10 tips to get rid of dust in your home

How to remove dust in your home

Once you determine what causes dust in your house, you’re ready to put together a program to get rid of dust. You can control excessive dust in your house with these tips.

1. Improve your dusting technique

Don’t just spread dust around. A feather duster disturbs the dust on surfaces, sending it into the air, where it can resettle back where you just cleaned. A damp cloth and some of the charged wipes now being sold will capture dust as you clean. Using a dusting spray helps you not just move, but remove dust.

2. Vacuum your carpets frequently

Vacuuming frequently is one way to keep excessive dust in the house from increasing. Vacuuming carpets is especially worthwhile, as it removes loose fibers along with dust and dirt.

It’s important to do research before choosing a vacuum cleaner. Pay particular attention to filters and good seals on the suction system so that you aren’t picking up dust on one end and spewing it out the other.

3. Change your air filters on a regular basis

Regular HVAC maintenance is one method for how to prevent dust buildup. Clean and change your system’s air filters at least seasonally, more if you have pets or live in an area with high levels of airborne particles.

4. Seal gaps around windows and doors

Prevent dirt and pollution outside from making its way in. Take the time to find air leaks in your home. Sealing doors and windows will prevent dust particles and insects from entering your home. Plus, you will be better able to maintain a comfortable temperature inside.

5. Clean your home’s ductwork

Dust can build up in your HVAC system and ducts, even if you regularly change your filters. Cleaning air ducts will eliminate a source of dust and will improve overall air quality.

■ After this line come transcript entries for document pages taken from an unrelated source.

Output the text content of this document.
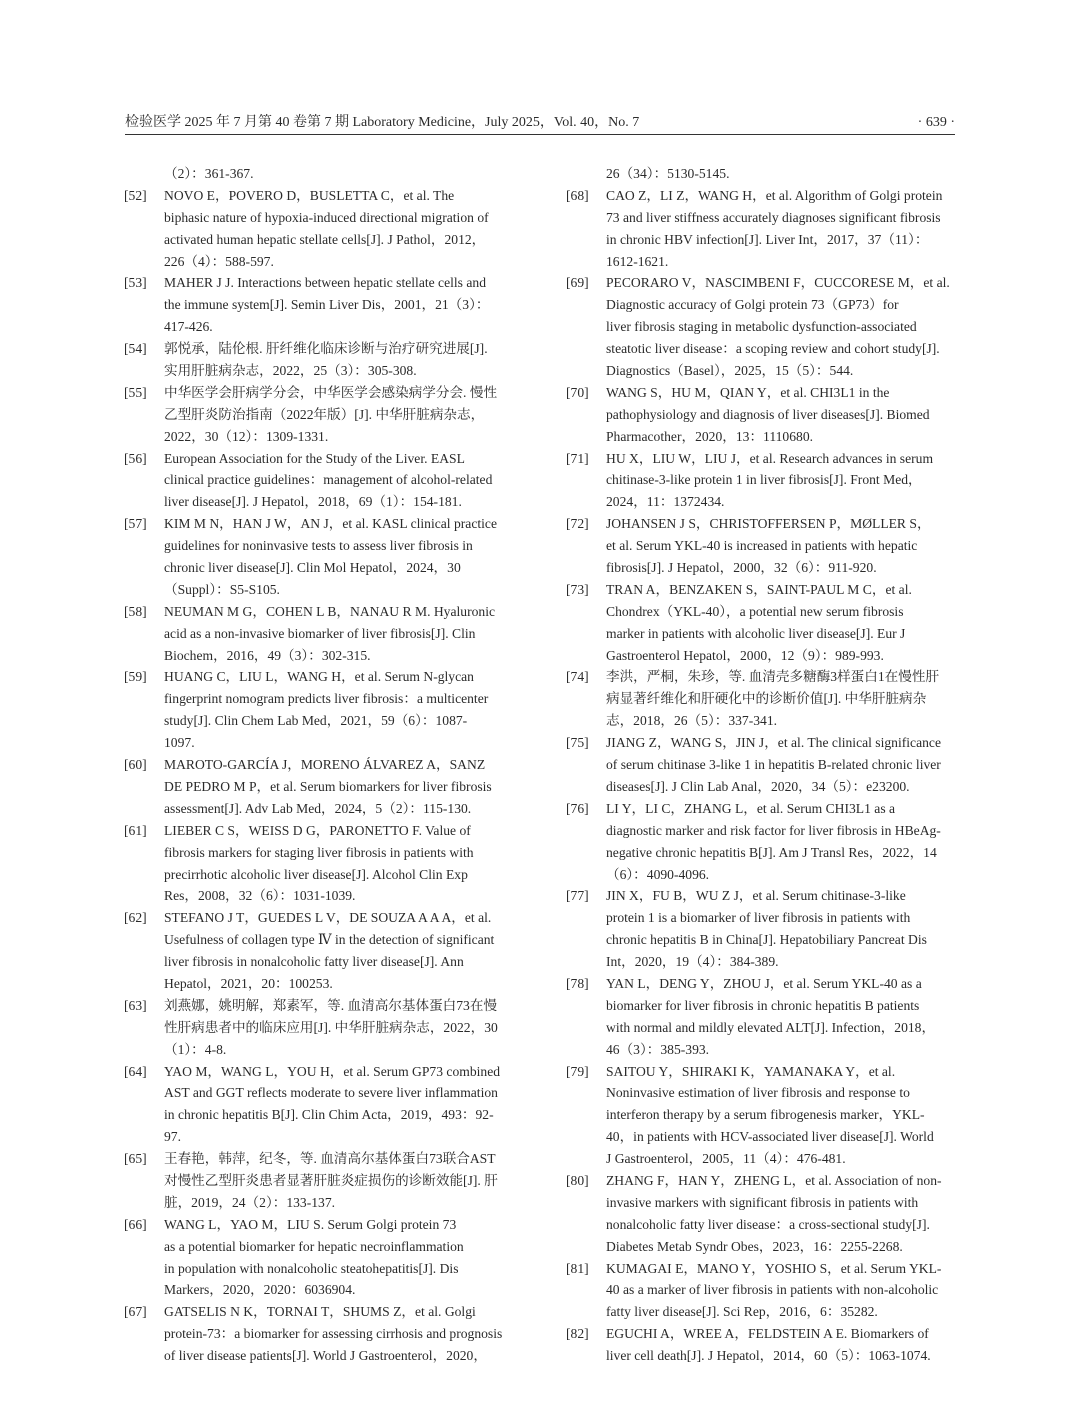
检验医学 2025 年 7 月第 40 卷第 7 期 Laboratory Medicine，July 2025，Vol. 40，No. 7	· 639 ·
（2）：361-367.
[52]	NOVO E，POVERO D，BUSLETTA C，et al. The
biphasic nature of hypoxia-induced directional migration of
activated human hepatic stellate cells[J]. J Pathol，2012，
226（4）：588-597.
[53]	MAHER J J. Interactions between hepatic stellate cells and
the immune system[J]. Semin Liver Dis，2001，21（3）：
417-426.
[54]	郭悦承，陆伦根. 肝纤维化临床诊断与治疗研究进展[J].
实用肝脏病杂志，2022，25（3）：305-308.
[55]	中华医学会肝病学分会，中华医学会感染病学分会. 慢性
乙型肝炎防治指南（2022年版）[J]. 中华肝脏病杂志，
2022，30（12）：1309-1331.
[56]	European Association for the Study of the Liver. EASL
clinical practice guidelines：management of alcohol-related
liver disease[J]. J Hepatol，2018，69（1）：154-181.
[57]	KIM M N，HAN J W，AN J，et al. KASL clinical practice
guidelines for noninvasive tests to assess liver fibrosis in
chronic liver disease[J]. Clin Mol Hepatol，2024，30
（Suppl）：S5-S105.
[58]	NEUMAN M G，COHEN L B，NANAU R M. Hyaluronic
acid as a non-invasive biomarker of liver fibrosis[J]. Clin
Biochem，2016，49（3）：302-315.
[59]	HUANG C，LIU L，WANG H，et al. Serum N-glycan
fingerprint nomogram predicts liver fibrosis：a multicenter
study[J]. Clin Chem Lab Med，2021，59（6）：1087-
1097.
[60]	MAROTO-GARCÍA J，MORENO ÁLVAREZ A，SANZ
DE PEDRO M P，et al. Serum biomarkers for liver fibrosis
assessment[J]. Adv Lab Med，2024，5（2）：115-130.
[61]	LIEBER C S，WEISS D G，PARONETTO F. Value of
fibrosis markers for staging liver fibrosis in patients with
precirrhotic alcoholic liver disease[J]. Alcohol Clin Exp
Res，2008，32（6）：1031-1039.
[62]	STEFANO J T，GUEDES L V，DE SOUZA A A A，et al.
Usefulness of collagen type Ⅳ in the detection of significant
liver fibrosis in nonalcoholic fatty liver disease[J]. Ann
Hepatol，2021，20：100253.
[63]	刘燕娜，姚明解，郑素军，等. 血清高尔基体蛋白73在慢
性肝病患者中的临床应用[J]. 中华肝脏病杂志，2022，30
（1）：4-8.
[64]	YAO M，WANG L，YOU H，et al. Serum GP73 combined
AST and GGT reflects moderate to severe liver inflammation
in chronic hepatitis B[J]. Clin Chim Acta，2019，493：92-
97.
[65]	王春艳，韩萍，纪冬，等. 血清高尔基体蛋白73联合AST
对慢性乙型肝炎患者显著肝脏炎症损伤的诊断效能[J]. 肝
脏，2019，24（2）：133-137.
[66]	WANG L，YAO M，LIU S. Serum Golgi protein 73
as a potential biomarker for hepatic necroinflammation
in population with nonalcoholic steatohepatitis[J]. Dis
Markers，2020，2020：6036904.
[67]	GATSELIS N K，TORNAI T，SHUMS Z，et al. Golgi
protein-73：a biomarker for assessing cirrhosis and prognosis
of liver disease patients[J]. World J Gastroenterol，2020，
26（34）：5130-5145.
[68]	CAO Z，LI Z，WANG H，et al. Algorithm of Golgi protein
73 and liver stiffness accurately diagnoses significant fibrosis
in chronic HBV infection[J]. Liver Int，2017，37（11）：
1612-1621.
[69]	PECORARO V，NASCIMBENI F，CUCCORESE M，et al.
Diagnostic accuracy of Golgi protein 73（GP73）for
liver fibrosis staging in metabolic dysfunction-associated
steatotic liver disease：a scoping review and cohort study[J].
Diagnostics（Basel），2025，15（5）：544.
[70]	WANG S，HU M，QIAN Y，et al. CHI3L1 in the
pathophysiology and diagnosis of liver diseases[J]. Biomed
Pharmacother，2020，13：1110680.
[71]	HU X，LIU W，LIU J，et al. Research advances in serum
chitinase-3-like protein 1 in liver fibrosis[J]. Front Med，
2024，11：1372434.
[72]	JOHANSEN J S，CHRISTOFFERSEN P，MØLLER S，
et al. Serum YKL-40 is increased in patients with hepatic
fibrosis[J]. J Hepatol，2000，32（6）：911-920.
[73]	TRAN A，BENZAKEN S，SAINT-PAUL M C，et al.
Chondrex（YKL-40），a potential new serum fibrosis
marker in patients with alcoholic liver disease[J]. Eur J
Gastroenterol Hepatol，2000，12（9）：989-993.
[74]	李洪，严桐，朱珍，等. 血清壳多糖酶3样蛋白1在慢性肝
病显著纤维化和肝硬化中的诊断价值[J]. 中华肝脏病杂
志，2018，26（5）：337-341.
[75]	JIANG Z，WANG S，JIN J，et al. The clinical significance
of serum chitinase 3-like 1 in hepatitis B-related chronic liver
diseases[J]. J Clin Lab Anal，2020，34（5）：e23200.
[76]	LI Y，LI C，ZHANG L，et al. Serum CHI3L1 as a
diagnostic marker and risk factor for liver fibrosis in HBeAg-
negative chronic hepatitis B[J]. Am J Transl Res，2022，14
（6）：4090-4096.
[77]	JIN X，FU B，WU Z J，et al. Serum chitinase-3-like
protein 1 is a biomarker of liver fibrosis in patients with
chronic hepatitis B in China[J]. Hepatobiliary Pancreat Dis
Int，2020，19（4）：384-389.
[78]	YAN L，DENG Y，ZHOU J，et al. Serum YKL-40 as a
biomarker for liver fibrosis in chronic hepatitis B patients
with normal and mildly elevated ALT[J]. Infection，2018，
46（3）：385-393.
[79]	SAITOU Y，SHIRAKI K，YAMANAKA Y，et al.
Noninvasive estimation of liver fibrosis and response to
interferon therapy by a serum fibrogenesis marker，YKL-
40，in patients with HCV-associated liver disease[J]. World
J Gastroenterol，2005，11（4）：476-481.
[80]	ZHANG F，HAN Y，ZHENG L，et al. Association of non-
invasive markers with significant fibrosis in patients with
nonalcoholic fatty liver disease：a cross-sectional study[J].
Diabetes Metab Syndr Obes，2023，16：2255-2268.
[81]	KUMAGAI E，MANO Y，YOSHIO S，et al. Serum YKL-
40 as a marker of liver fibrosis in patients with non-alcoholic
fatty liver disease[J]. Sci Rep，2016，6：35282.
[82]	EGUCHI A，WREE A，FELDSTEIN A E. Biomarkers of
liver cell death[J]. J Hepatol，2014，60（5）：1063-1074.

6. Regulate your home’s humidity levels

Too much humidity will multiply your dust problem. It promotes the growth of mold and spores, which can wreak havoc on your health. It also creates a nurturing environment for dust mites. Maintain an ideal home humidity level. Too low, and you’ll have dust problems due to dry skin. Too high, and you will have mold and mites.

You can get rid of moisture in the home by repairing water leaks and sealing damp basements. Energy efficient fans in damp bathrooms and attics will vent out unwanted moisture. An energy-efficient humidifier can be invaluable in regulating humidity.

7. Avoid wearing shoes in the house

A good way to keep outside dust from invading your home is to remove your shoes at the door. By not wearing street shoes in the house, you will cut down on dust and microbes on your floor, and will save wear and tear on carpets.

8. Wash your sheets and comforter often

Wash your bedding in hot water weekly, or bi-weekly at a minimum. Bedding traps skin particles and pet dander in its fibers, which feed dust mites. Loose fibers in bedding add to dust in your bedroom. Washing in hot water not only removes dust, it kills dust mites.

9. Invest in an air purifier

A certain amount of dust will remain airborne no matter what you do. If you value clean air or suffer from allergies, an energy-efficient air purifier will remove most dust particles and pollution.

10. Keep air circulating throughout your home

Use house fans to remove excess humidity, smoke and dust, and keep fresh air circulating throughout your residence.

The importance of keeping your home dust-free

Asking why my house is so dusty and then finding ways to get rid of dust is about more than having a clean and orderly home. Excessive dust in your house is a health hazard. Learning how to prevent dust buildup will make your home safe and comfortable.